Filtering

Orekit provides an automatic filtering feature for data. This feature is activated automatically with an initial set of predefined filters for data loaded through a DataProvidersManager instance when using the default configuration, and can be used for explicit loading of application data.

All filters implement the DataFilter interface and can be registered to a FiltersManager instance. In the default configuration, three filters are registered to the FiltersManager contained in the DataProvidersManager:

Upon load time, all filters that can be applied to a set of data will be applied. If for example a file is both encrypted and compressed (in any order) and filters exist for uncompression and for deciphering, then both filters will be applied in the right order to the data retrieved by the DataProvider before being fed to the DataLoader (or the parsers set up by users in explicit loading of application data).

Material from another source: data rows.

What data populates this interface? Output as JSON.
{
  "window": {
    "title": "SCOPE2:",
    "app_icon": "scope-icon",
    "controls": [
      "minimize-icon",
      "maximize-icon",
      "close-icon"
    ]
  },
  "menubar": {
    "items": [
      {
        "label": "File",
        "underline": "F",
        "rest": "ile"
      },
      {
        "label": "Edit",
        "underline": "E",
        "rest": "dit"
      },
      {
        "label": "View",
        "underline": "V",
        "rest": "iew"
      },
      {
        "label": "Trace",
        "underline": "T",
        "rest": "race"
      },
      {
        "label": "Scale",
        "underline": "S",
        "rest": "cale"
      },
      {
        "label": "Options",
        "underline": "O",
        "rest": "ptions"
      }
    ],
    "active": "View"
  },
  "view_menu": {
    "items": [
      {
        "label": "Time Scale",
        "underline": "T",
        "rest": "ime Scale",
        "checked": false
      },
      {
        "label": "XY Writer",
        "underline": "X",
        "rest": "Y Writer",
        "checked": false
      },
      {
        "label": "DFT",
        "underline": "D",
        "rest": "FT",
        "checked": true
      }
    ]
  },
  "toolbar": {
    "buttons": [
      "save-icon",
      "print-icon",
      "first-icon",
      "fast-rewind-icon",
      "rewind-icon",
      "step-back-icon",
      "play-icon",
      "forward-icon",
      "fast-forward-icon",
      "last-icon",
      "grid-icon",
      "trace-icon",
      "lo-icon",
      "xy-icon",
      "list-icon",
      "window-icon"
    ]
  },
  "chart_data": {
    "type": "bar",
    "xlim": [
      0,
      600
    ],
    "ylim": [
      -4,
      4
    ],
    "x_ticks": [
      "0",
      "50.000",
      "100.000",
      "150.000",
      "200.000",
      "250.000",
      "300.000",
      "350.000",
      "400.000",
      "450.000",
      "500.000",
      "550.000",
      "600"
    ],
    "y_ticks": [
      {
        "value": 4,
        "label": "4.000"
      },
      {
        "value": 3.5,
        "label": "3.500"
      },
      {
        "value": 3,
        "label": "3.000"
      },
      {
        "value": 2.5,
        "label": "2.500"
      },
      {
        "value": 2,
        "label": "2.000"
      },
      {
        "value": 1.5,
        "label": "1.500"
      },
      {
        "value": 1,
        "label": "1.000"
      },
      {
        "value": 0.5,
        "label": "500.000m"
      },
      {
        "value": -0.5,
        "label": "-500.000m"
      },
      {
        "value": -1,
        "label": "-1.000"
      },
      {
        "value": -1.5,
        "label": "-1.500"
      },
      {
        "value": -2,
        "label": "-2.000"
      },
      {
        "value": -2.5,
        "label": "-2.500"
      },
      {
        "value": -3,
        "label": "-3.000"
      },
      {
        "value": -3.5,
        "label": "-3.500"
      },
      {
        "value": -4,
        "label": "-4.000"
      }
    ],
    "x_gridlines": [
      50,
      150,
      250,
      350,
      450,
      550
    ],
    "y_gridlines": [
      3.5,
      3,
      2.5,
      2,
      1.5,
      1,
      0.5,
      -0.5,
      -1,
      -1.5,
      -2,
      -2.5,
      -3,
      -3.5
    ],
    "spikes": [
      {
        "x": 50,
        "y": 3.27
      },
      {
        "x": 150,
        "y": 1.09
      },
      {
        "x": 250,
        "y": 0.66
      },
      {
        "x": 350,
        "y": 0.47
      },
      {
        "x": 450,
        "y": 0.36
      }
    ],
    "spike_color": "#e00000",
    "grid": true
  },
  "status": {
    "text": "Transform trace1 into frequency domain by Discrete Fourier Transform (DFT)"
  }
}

The following class diagrams shows the main classes and interfaces involved in this feature.

data filtering class diagram

Filters stack

The filtering principle is based on a stack of DataSource instances, with at the bottom an instance (created by a DataProvider when using DataProvidersManager, or created manually when loading data explicitly). The instance at the bottom of the stack will read bytes or characters directly from storage. Upwards in the stack, one will find instances added by the FiltersManager.applyRelevantFilters method as needed, each one reading data from the underlying stack element and providing filtered data to the next element upward.

In the DataProvidersManager case, if at the end the name part of the DataSource matches the name that the DataLoader instance expects, then the data stream of the top of the stack is opened. This is were the lazy opening occurs, and it generally ends up with all the intermediate bytes or characters streams being opened as well. The opened stream is then passed to the DataLoader to be parsed. If on the other hand the name part of the DataSource does not match the name that the DataLoader instance expects, then the data stream is not opened, the full stack is discarded and the next resource/file from the DataProvider is considered for filtering and loading.

In the explicit loading case, application can decide on its own to open or discard the top level DataSource, or select the appropriate parser based on the source name without having to bother about extensions like ‘.gz’ as they would already have been handled by lower level filters.

Example with default configuration

One example will explain this method more clearly. Consider a DirectoryCrawler configured to look into a directories tree containing files tai-utc.dat and MSAFE/may2019f10_prd.txt.gz, consider one of the defaults filters: GzipFilter that uncompresses files with the .gz extension (the defaults filters also include UnixCompressFilter and HatanakaCompressFilter, they are omitted for clarity), and consider MarshallSolarActivityFutureEstimation which implements DataLoader and can load files whose name follow a pattern mmmyyyyf10_prd.txt (among others).

data filtering sequence diagram

When the tai-utc.dat file is considered by the DirectoryCrawler, a DataSource is created for it. Then the filters are checked (only one filter shown in the diagram), and all of them decline to act on the file, so they all return the same DataSource that was created for the raw file. At the end of the filters loop, the name (which is still tai-utc.dat) is checked against the pattern expected by the data loader. As it does not match, the stack composed of only one DataSource is discarded. During all checks, the file has not been opened at all, only its name has been considered.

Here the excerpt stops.